Nous n’attendons pas le retour du Christ, du moins je ne crois pas que ce soit le sens de ces versets. Nous n’attendons pas la fin du monde ou la fin de notre vie. Nous n’attendons rien. La veille n’est pas attente mais éveil. Comment chaque rencontre, chaque action est le moment de cette rencontre, de cette action. Comment donner tout son poids d’humanité à cette rencontre, à cette action, comment ne pas vivre en dilettante mais en prodigue, qui brûle tout à chaque instant, quitte à se retrouver sans rien, agotado, sans une goûte, essoré peut-être. On ne fait pas de réserves pour demain ; la manne, le pain de vie, ne se conserve pas.

Jésus est l’homme des rencontres ajustées, il tombe toujours au bon moment, parce que pour lui, chaque instant est le moment favorable, jour de salut, temps de la rencontre, décisive, unique, ultime.
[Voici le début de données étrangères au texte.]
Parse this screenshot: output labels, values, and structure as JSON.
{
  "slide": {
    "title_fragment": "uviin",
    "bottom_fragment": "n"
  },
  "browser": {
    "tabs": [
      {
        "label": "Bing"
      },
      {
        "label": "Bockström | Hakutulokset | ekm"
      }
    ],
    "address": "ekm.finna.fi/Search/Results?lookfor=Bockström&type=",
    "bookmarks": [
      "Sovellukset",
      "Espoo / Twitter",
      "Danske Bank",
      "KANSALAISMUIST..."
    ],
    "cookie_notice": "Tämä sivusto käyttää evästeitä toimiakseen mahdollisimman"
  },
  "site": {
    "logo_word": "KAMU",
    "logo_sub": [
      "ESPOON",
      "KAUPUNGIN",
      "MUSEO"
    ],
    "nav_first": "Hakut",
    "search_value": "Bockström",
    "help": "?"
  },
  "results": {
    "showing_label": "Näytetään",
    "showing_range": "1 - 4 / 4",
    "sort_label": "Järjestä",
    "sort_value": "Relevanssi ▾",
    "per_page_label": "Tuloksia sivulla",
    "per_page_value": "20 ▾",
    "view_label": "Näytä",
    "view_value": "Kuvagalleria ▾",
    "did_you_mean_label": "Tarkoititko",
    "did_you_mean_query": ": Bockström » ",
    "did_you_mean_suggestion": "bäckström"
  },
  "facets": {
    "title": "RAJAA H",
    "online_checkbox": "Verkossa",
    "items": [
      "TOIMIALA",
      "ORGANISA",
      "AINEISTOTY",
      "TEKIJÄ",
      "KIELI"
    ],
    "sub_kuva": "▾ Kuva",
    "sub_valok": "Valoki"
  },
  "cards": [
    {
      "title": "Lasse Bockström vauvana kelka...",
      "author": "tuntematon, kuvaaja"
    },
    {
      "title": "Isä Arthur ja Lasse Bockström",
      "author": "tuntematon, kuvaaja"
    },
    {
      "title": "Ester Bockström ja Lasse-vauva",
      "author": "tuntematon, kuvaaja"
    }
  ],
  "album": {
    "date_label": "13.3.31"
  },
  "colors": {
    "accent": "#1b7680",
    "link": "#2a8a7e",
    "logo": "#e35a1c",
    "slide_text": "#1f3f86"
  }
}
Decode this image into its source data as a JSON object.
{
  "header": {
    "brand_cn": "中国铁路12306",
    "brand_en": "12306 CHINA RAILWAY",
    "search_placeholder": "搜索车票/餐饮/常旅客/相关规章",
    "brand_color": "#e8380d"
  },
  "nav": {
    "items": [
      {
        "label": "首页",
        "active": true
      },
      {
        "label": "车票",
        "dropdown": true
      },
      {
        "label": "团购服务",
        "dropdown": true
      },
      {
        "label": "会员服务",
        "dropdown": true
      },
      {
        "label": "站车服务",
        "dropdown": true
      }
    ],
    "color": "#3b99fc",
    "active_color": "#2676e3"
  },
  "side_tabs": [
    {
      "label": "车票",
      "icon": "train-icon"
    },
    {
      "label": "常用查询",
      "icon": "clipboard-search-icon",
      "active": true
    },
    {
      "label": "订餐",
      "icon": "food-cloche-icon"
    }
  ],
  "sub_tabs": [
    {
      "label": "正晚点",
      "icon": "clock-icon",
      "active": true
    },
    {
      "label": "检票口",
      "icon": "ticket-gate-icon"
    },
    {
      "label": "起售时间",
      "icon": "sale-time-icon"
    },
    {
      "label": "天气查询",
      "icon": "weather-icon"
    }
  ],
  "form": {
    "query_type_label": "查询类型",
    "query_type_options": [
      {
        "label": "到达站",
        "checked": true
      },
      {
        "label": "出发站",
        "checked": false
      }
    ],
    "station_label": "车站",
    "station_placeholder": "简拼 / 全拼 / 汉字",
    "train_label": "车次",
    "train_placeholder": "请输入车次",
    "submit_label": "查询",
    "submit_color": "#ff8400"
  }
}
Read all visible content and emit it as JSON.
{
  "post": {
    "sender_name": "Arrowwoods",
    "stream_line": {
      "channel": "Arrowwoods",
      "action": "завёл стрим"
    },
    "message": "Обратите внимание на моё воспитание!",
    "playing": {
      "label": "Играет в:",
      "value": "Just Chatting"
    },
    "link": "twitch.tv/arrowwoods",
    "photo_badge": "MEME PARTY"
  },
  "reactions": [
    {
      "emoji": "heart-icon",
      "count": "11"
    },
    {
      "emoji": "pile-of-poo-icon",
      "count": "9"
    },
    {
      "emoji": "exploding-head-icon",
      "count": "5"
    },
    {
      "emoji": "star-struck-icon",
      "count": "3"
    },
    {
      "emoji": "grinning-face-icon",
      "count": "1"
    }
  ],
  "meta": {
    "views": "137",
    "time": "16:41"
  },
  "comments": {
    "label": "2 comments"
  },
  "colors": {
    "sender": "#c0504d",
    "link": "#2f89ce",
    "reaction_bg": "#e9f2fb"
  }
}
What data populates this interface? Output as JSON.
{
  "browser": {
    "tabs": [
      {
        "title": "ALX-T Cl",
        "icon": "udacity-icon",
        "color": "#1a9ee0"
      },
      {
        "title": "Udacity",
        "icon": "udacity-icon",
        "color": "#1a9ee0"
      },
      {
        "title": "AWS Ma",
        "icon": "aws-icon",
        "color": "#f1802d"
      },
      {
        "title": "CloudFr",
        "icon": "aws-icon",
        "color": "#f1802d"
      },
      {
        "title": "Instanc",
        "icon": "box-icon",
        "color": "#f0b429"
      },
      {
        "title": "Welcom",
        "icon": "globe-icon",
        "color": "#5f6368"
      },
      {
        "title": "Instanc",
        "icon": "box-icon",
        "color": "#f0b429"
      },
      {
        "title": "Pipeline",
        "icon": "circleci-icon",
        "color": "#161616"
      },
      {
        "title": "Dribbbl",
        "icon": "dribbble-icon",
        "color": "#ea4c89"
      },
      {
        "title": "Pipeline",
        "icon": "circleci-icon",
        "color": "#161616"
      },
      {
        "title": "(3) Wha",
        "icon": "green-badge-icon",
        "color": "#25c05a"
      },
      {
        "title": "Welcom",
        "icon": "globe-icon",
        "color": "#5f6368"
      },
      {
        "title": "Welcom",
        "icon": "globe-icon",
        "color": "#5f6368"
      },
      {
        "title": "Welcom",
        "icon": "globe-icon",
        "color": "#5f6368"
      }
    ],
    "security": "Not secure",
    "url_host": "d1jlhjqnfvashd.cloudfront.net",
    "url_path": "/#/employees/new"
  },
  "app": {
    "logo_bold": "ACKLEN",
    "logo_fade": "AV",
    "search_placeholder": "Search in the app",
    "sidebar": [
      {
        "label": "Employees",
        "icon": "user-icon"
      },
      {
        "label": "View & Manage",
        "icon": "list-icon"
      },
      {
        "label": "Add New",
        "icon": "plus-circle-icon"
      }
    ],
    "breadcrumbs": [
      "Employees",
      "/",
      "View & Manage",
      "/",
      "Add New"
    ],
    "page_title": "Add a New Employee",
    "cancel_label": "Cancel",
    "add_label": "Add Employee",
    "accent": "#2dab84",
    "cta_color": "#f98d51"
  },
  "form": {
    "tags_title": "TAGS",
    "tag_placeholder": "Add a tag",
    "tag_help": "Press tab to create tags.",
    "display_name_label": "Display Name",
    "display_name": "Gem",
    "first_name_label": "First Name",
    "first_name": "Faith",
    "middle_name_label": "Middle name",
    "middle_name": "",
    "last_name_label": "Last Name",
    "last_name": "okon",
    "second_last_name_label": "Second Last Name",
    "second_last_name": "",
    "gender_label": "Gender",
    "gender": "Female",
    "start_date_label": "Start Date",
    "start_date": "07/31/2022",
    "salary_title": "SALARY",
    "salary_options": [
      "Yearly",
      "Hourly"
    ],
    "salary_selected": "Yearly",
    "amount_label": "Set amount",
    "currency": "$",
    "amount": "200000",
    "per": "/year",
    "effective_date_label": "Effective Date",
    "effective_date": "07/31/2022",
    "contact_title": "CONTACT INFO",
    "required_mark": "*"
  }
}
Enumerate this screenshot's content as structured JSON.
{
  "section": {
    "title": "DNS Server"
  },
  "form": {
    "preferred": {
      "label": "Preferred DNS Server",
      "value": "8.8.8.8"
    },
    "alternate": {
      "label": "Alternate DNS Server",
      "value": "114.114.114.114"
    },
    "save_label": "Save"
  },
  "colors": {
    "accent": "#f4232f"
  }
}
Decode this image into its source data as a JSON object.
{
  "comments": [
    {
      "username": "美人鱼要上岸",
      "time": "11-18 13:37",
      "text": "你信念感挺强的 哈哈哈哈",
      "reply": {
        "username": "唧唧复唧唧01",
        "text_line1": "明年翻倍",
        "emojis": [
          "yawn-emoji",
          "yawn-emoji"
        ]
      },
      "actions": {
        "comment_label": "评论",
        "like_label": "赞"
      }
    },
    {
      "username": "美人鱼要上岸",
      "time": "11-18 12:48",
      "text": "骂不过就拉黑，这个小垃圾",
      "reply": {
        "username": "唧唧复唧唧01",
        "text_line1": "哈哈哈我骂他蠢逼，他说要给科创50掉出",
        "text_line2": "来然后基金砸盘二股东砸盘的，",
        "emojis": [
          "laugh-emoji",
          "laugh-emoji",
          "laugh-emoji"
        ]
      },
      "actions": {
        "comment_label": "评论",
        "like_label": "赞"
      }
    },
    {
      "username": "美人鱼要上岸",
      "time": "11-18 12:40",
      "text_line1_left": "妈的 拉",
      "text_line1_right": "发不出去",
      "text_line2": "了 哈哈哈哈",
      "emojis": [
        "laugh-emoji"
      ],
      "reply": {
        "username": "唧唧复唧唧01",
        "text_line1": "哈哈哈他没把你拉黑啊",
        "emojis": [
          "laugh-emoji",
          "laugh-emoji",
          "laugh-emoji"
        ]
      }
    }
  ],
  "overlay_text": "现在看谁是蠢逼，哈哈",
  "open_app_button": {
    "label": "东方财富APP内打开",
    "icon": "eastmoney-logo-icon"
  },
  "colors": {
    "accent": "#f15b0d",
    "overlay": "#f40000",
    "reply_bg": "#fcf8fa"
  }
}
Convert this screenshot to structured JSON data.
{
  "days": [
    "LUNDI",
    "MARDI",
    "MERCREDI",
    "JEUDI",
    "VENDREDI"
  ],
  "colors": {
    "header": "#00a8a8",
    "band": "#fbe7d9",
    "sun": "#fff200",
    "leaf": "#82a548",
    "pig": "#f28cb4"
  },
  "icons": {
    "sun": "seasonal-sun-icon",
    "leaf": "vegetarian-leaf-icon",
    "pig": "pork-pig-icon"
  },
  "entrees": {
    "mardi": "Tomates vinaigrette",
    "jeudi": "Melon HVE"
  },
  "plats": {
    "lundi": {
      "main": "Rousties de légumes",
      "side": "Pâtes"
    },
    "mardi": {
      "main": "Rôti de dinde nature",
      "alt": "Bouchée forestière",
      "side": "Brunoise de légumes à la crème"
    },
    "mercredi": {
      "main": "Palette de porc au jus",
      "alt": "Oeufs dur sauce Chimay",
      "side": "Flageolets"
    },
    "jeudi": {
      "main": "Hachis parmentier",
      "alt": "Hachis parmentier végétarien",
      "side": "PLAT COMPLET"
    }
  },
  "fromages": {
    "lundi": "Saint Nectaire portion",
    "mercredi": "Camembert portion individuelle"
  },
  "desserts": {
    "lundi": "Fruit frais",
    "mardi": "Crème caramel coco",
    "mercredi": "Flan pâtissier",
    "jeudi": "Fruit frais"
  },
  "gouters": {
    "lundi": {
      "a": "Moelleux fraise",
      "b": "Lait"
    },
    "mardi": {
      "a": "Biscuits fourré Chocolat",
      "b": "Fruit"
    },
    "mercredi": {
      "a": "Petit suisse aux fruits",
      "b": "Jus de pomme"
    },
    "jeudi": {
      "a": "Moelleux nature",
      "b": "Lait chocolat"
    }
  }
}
Il a vécu éveillé, style de vie, attentif pour ne pas rater le moment, la personne, le moment de cette rencontre, le moment de cette personne. Alors, on disait de lui qu’il passait en faisant le bien.

Ce n’est pas qu’il importe que ce soit ce que l’on dise de nous, mais que ce soit effectivement ce qui advienne, à chaque moment, la floraison du bien ou sa prodigalité, sa discrétion lorsque le mal empêche quasi de le dire, de le faire, et cependant disposition à répandre un baume.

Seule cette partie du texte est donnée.